Asian and
Australian stocks rose as traders started to focus on the upcoming trade talks
between China and the US. In Australia, the ASX 200 rose by 30 points while in
Japan, the Nikkei rose by 216 points. In China, the A50 and Shanghai indices
rose by 200 and 25 points respectively. This is as the Chinese markets reopened
after being closed for a week as the country celebrated its Independence Day.
Expectations for the current round of talks are really low because of the hard
positions the two countries have taken. Meanwhile, the US added 28 Chinese
firms to an entity list overnight, which will further infuriate the Chinese.
AUD/USD. The Australian dollar rose today even as China released relatively
weak services numbers. According to Caixin, China’s services PMI declined to
51.3 from the previous 52.1. This was another sign that the Chinese economy is
in a free fall.
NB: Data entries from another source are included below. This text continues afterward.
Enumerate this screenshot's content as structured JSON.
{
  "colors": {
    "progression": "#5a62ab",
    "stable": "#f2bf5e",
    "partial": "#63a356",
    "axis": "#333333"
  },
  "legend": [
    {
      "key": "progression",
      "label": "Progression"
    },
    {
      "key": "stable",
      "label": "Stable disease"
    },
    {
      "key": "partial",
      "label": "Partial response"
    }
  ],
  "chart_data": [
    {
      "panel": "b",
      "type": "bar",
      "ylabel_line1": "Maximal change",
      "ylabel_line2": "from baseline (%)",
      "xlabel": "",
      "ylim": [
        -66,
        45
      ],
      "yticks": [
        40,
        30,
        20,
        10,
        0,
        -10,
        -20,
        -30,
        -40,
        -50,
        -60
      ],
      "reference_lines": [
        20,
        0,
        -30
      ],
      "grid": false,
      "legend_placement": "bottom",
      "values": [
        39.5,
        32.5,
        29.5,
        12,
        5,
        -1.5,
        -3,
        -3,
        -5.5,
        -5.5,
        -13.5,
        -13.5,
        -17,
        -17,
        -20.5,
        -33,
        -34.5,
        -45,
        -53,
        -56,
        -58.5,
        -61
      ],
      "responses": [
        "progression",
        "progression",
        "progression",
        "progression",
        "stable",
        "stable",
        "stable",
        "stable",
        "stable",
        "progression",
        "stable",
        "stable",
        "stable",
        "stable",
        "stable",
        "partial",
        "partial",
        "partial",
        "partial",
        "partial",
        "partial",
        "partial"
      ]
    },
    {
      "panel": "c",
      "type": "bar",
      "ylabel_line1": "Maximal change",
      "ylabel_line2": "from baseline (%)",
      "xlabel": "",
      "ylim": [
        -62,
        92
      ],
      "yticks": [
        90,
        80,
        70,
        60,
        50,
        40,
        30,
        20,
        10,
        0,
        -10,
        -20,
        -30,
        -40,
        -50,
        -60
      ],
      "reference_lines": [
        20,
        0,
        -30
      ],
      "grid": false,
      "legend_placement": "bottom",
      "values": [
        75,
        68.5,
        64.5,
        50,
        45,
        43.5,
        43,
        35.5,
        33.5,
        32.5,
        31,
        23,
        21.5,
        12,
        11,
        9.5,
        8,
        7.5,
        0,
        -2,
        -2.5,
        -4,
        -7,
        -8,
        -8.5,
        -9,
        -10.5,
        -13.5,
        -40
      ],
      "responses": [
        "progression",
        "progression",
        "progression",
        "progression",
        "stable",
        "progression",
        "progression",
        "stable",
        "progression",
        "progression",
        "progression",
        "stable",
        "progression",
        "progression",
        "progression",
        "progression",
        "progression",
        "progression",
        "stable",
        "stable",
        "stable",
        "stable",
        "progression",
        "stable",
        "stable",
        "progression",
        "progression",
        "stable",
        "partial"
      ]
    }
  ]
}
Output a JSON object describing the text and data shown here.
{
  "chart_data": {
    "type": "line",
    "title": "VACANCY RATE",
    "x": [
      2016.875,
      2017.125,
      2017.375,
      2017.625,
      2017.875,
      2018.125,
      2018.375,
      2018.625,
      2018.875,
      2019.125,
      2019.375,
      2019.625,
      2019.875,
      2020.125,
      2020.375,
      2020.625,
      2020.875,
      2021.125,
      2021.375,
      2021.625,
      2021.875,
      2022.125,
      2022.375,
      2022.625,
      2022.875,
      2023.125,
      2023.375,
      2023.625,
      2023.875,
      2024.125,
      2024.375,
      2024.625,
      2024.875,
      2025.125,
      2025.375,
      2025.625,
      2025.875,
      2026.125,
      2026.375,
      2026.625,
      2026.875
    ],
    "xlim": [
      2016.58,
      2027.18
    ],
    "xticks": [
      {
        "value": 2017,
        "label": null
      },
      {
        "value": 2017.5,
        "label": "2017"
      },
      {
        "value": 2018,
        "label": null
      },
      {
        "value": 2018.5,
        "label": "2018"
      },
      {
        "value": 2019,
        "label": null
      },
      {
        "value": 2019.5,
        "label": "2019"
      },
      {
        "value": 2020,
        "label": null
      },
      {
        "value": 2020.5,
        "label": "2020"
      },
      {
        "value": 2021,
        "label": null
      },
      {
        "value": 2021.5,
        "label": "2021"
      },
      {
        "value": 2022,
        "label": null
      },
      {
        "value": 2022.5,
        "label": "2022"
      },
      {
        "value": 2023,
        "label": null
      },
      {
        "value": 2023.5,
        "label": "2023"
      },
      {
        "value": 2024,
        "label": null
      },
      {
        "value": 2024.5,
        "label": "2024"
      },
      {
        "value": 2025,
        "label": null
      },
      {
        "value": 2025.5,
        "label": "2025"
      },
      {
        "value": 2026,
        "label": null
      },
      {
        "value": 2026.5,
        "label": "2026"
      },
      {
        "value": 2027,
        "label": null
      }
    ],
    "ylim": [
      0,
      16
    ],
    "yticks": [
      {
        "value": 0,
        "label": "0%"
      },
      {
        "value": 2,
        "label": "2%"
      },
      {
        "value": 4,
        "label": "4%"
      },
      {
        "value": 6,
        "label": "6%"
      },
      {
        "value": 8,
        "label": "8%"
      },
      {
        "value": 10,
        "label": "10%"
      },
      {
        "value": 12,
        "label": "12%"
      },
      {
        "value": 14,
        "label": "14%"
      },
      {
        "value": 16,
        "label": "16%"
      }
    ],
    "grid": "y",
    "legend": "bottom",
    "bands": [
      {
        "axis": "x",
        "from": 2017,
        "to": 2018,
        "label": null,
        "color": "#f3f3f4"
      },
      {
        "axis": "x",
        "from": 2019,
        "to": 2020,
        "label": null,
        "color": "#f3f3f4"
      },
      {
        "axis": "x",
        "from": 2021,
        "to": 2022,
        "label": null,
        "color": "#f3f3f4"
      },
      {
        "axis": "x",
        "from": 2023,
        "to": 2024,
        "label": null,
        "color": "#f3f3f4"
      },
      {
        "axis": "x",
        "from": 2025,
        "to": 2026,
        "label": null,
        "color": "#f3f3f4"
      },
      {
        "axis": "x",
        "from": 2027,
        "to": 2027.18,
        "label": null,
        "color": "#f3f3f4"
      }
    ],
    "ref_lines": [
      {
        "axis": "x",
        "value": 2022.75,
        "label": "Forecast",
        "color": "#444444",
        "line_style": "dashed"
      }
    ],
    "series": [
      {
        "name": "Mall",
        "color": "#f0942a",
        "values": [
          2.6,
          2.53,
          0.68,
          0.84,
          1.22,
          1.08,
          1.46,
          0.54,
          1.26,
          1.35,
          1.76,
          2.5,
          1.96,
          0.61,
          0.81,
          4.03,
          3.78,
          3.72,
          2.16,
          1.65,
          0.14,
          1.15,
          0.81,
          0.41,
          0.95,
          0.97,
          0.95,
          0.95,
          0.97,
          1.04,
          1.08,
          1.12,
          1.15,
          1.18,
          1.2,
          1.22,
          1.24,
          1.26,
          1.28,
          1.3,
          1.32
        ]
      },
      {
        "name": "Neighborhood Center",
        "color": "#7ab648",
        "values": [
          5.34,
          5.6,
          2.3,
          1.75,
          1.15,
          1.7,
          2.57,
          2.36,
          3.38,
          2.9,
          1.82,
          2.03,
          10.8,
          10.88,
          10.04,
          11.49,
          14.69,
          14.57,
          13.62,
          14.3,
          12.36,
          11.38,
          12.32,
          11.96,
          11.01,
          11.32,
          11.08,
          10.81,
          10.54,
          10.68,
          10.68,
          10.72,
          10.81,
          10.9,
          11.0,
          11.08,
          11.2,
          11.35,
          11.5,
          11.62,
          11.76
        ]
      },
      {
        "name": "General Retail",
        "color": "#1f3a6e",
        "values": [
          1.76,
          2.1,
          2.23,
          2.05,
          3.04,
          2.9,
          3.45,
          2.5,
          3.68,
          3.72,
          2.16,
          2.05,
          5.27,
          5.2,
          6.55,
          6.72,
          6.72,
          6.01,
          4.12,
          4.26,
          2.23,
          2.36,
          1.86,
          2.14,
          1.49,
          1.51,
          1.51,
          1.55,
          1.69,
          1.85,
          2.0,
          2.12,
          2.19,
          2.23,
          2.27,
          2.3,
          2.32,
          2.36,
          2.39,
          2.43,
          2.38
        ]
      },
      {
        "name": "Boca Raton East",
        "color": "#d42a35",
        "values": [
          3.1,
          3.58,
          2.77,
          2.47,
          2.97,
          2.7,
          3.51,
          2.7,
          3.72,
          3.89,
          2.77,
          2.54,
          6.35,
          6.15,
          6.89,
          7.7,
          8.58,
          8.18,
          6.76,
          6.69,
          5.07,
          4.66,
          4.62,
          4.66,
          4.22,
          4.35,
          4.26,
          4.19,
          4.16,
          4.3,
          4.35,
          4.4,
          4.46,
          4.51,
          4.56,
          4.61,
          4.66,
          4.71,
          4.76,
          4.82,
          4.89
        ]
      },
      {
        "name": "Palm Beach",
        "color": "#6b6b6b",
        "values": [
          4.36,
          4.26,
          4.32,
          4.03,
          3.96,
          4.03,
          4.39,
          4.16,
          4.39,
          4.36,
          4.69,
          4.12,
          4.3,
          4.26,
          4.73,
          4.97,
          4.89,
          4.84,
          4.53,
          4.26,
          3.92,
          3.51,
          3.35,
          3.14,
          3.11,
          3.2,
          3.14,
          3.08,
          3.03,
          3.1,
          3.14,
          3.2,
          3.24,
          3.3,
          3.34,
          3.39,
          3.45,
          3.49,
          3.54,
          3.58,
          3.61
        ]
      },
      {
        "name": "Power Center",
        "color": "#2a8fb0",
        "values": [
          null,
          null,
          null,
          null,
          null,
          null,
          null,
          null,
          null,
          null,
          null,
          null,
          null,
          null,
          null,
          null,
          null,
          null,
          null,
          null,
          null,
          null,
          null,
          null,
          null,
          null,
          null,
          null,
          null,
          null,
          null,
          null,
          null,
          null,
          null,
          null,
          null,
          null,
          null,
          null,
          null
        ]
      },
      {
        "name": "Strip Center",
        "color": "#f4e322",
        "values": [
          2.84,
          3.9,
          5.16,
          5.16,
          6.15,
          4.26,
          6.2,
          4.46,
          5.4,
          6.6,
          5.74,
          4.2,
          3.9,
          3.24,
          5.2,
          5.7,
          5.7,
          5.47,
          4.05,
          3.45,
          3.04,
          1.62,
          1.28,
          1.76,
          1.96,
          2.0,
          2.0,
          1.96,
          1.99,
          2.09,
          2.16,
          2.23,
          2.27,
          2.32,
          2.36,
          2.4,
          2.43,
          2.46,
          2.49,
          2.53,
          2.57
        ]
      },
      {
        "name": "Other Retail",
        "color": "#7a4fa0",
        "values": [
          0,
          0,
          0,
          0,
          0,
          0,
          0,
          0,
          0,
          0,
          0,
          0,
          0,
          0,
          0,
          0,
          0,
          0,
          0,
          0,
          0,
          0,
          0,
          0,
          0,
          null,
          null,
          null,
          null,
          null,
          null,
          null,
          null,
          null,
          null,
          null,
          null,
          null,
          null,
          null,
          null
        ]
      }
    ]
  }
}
Earlier this month, the country’s manufacturing PMI remained in
a contraction mode. China is an important market for Australian goods.
According to the Bureau of Statistics, a third of all goods produced by
Australia are sold to China. This explains why Australia has not experienced a
recession for more than 27 years. Meanwhile, job advertisements in Australia
rose by 0.3% after declining by -2.6% in the previous month.
The AUD/USD pair
rose from a low of 0.6727 to a high of 0.6748. On the 30-minute chart, this
price is along the upper line of the Bollinger Bands while the RSI has moved
higher. The average directional index has moved higher to 38. There is a
possibility that the pair will continue moving higher to test the previous high
of 0.6775.
USD/JPY. The USD/JPY pair rose slightly in the Asian session as traders received the household income and spending data from Japan. According to the country’s statistics office, household spending rose by a percentage point in August. This was slightly below the consensus estimates of 1.2%. The spending rose by 2.4% on an MoM basis. On a positive note, the country’s surplus in the current account rose to $20 billion. This was the 62nd straight month of a positive number. Exports declined by 8.6% to Y6.08 trillion while imports declined by 12.7% to Y6.03 trillion. This is partly due to the weakening global growth, the weakness of the chip sector and the trade war between China and South Korea.
As of this
writing, the USD/JPY pair is trading at 107.36. On the 30-minute chart, this
price has moved above the 14-day and 28-day exponential moving averages. The
price is between the 50% and 38.2% Fibonacci Retracement level while the RSI
has remained slightly lower than the overbought level. The pair might continue
moving higher today.
EUR/USD. The EUR/USD pair was relatively unchanged ahead of the change in producer price data from the US. Analysts forecast that the core and headline PPI data remained unchanged at 2.3% and 1.8% in September. They expect the core PPI to have declined slightly from 0.3% to 0.2% on an MoM basis. The PPI data is an important measure of inflation. In addition, traders will listen to a statement from Jerome Powell and Chicago Fed President Charles Evans.
As of this
writing, the EUR/USD pair is trading at 1.0973. This is slightly higher than
yesterday’s low of 1.0964. On the 30-minute chart, the pair has been trading
within a channel ranging from 1.1000 and 1.0960. The envelopes indicator has
widened while the average true range indicator has moved lower. The pair will
likely move in reaction to the PPI data today.